Data After One-Hot Encoding Categorical Variables:


Unnamed: 0,Energy Consumption (MWh),Cost (Million $),Missing Consumption,Energy Source_Biomass,Energy Source_Geothermal,Energy Source_Hydropower,Energy Source_Nuclear,Energy Source_Solar,Energy Source_Wind
0,-2.005893,-0.6546537,0,False,False,False,False,True,False
1,3.563181e-16,1.963961,0,False,False,False,False,False,True
2,0.7221213,1.817029e-16,0,False,False,True,False,False,False
3,3.563181e-16,-1.309307,0,False,True,False,False,False,False
4,0.0802357,1.817029e-16,0,True,False,False,False,False,False
5,1.203536,1.817029e-16,0,False,False,False,True,False,False


One-hot encoding converts the Energy Source column into multiple binary columns, each representing the presence (1) or absence (0) of a specific energy source.

#### 2.4. Feature Engineering

We can create a new feature that represents the ratio of energy consumption to cost.

In [None]:
# Create a new feature: Energy Consumption per Million $
energy_encoded_df["Consumption per $Million"] = energy_encoded_df["Energy Consumption (MWh)"] / energy_encoded_df["Cost (Million $)"]

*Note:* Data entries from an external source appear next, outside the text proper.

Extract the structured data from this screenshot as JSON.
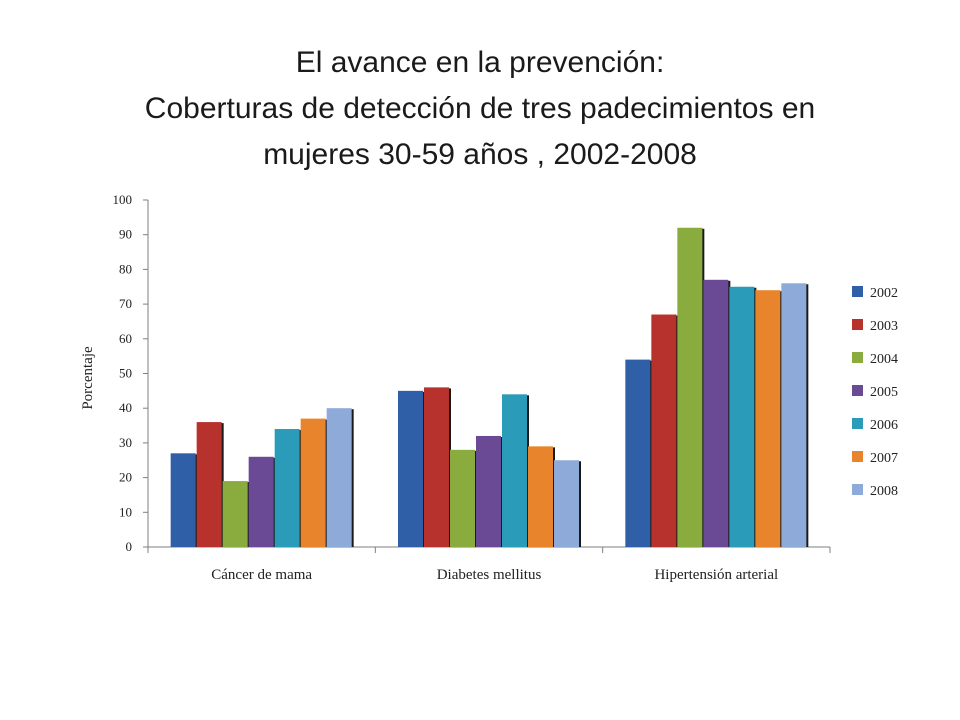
{
  "slide": {
    "title_line1": "El avance en la prevención:",
    "title_line2": "Coberturas de detección de tres padecimientos  en",
    "title_line3": "mujeres 30-59 años , 2002-2008"
  },
  "chart_data": {
    "type": "bar",
    "title": "",
    "xlabel": "",
    "ylabel": "Porcentaje",
    "ylim": [
      0,
      100
    ],
    "yticks": [
      0,
      10,
      20,
      30,
      40,
      50,
      60,
      70,
      80,
      90,
      100
    ],
    "grid": false,
    "legend_position": "right",
    "categories": [
      "Cáncer de mama",
      "Diabetes mellitus",
      "Hipertensión arterial"
    ],
    "series": [
      {
        "name": "2002",
        "color": "#2f5fa6",
        "values": [
          27,
          45,
          54
        ]
      },
      {
        "name": "2003",
        "color": "#b8322d",
        "values": [
          36,
          46,
          67
        ]
      },
      {
        "name": "2004",
        "color": "#8aac3e",
        "values": [
          19,
          28,
          92
        ]
      },
      {
        "name": "2005",
        "color": "#6a4a94",
        "values": [
          26,
          32,
          77
        ]
      },
      {
        "name": "2006",
        "color": "#2a9bb8",
        "values": [
          34,
          44,
          75
        ]
      },
      {
        "name": "2007",
        "color": "#e8842b",
        "values": [
          37,
          29,
          74
        ]
      },
      {
        "name": "2008",
        "color": "#8eaad8",
        "values": [
          40,
          25,
          76
        ]
      }
    ]
  }
}
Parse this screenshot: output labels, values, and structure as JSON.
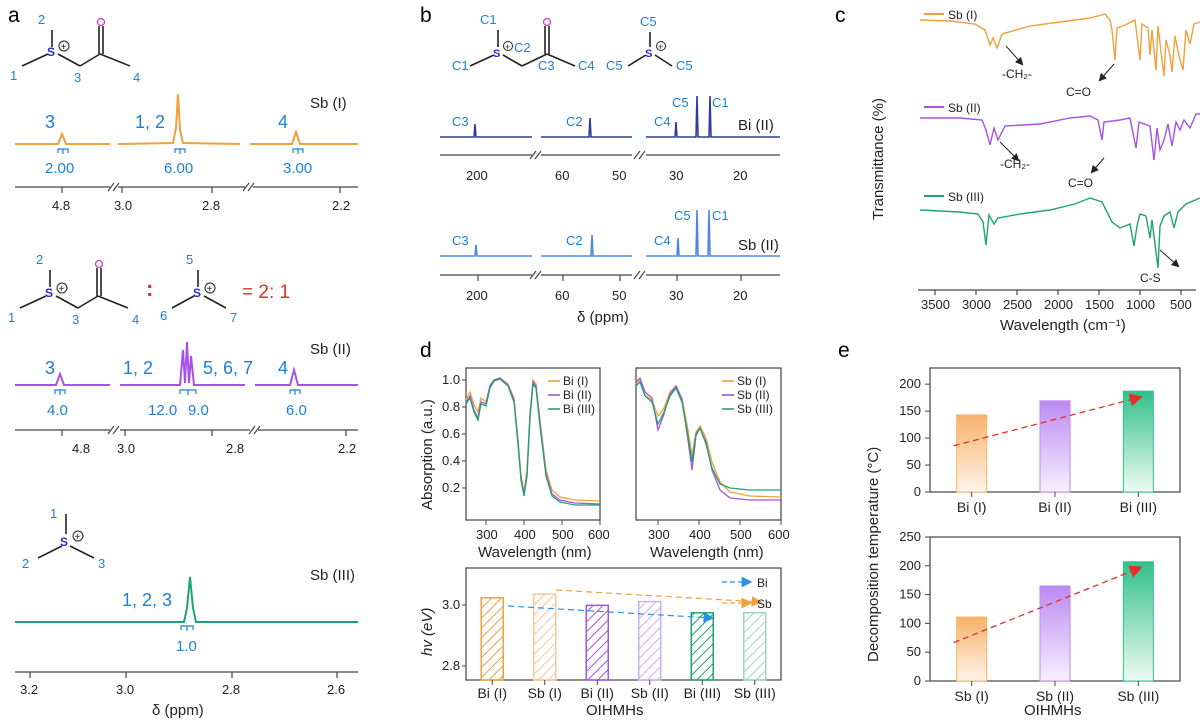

print("\nData with New Feature (Consumption per $Million):")

energy_encoded_df



Data with New Feature (Consumption per $Million):


Unnamed: 0,Energy Consumption (MWh),Cost (Million $),Missing Consumption,Energy Source_Biomass,Energy Source_Geothermal,Energy Source_Hydropower,Energy Source_Nuclear,Energy Source_Solar,Energy Source_Wind,Consumption per $Million
0,-2.005893,-0.6546537,0,False,False,False,False,True,False,3.064052
1,3.563181e-16,1.963961,0,False,False,False,False,False,True,1.814283e-16
2,0.7221213,1.817029e-16,0,False,False,True,False,False,False,3974187000000000.0
3,3.563181e-16,-1.309307,0,False,True,False,False,False,False,-2.721424e-16
4,0.0802357,1.817029e-16,0,True,False,False,False,False,False,441576400000000.0
5,1.203536,1.817029e-16,0,False,False,False,True,False,False,6623646000000000.0


This new feature, Consumption per $Million, calculates how much energy is produced per million dollars spent, providing insight into the efficiency of energy sources.

#### Conclusion

In this lab assignment, we handled missing values in energy consumption data by:

    Removing rows with missing values,
    Imputing missing values with the mean,
    Using forward filling, and
    Flagging missing values.

We then applied data preprocessing techniques such as normalization, standardization, encoding categorical variables, and feature engineering to enhance the dataset. These methods help prepare data for deeper analysis, modeling, and machine learning applications by ensuring that it’s clean, consistent, and ready for further use.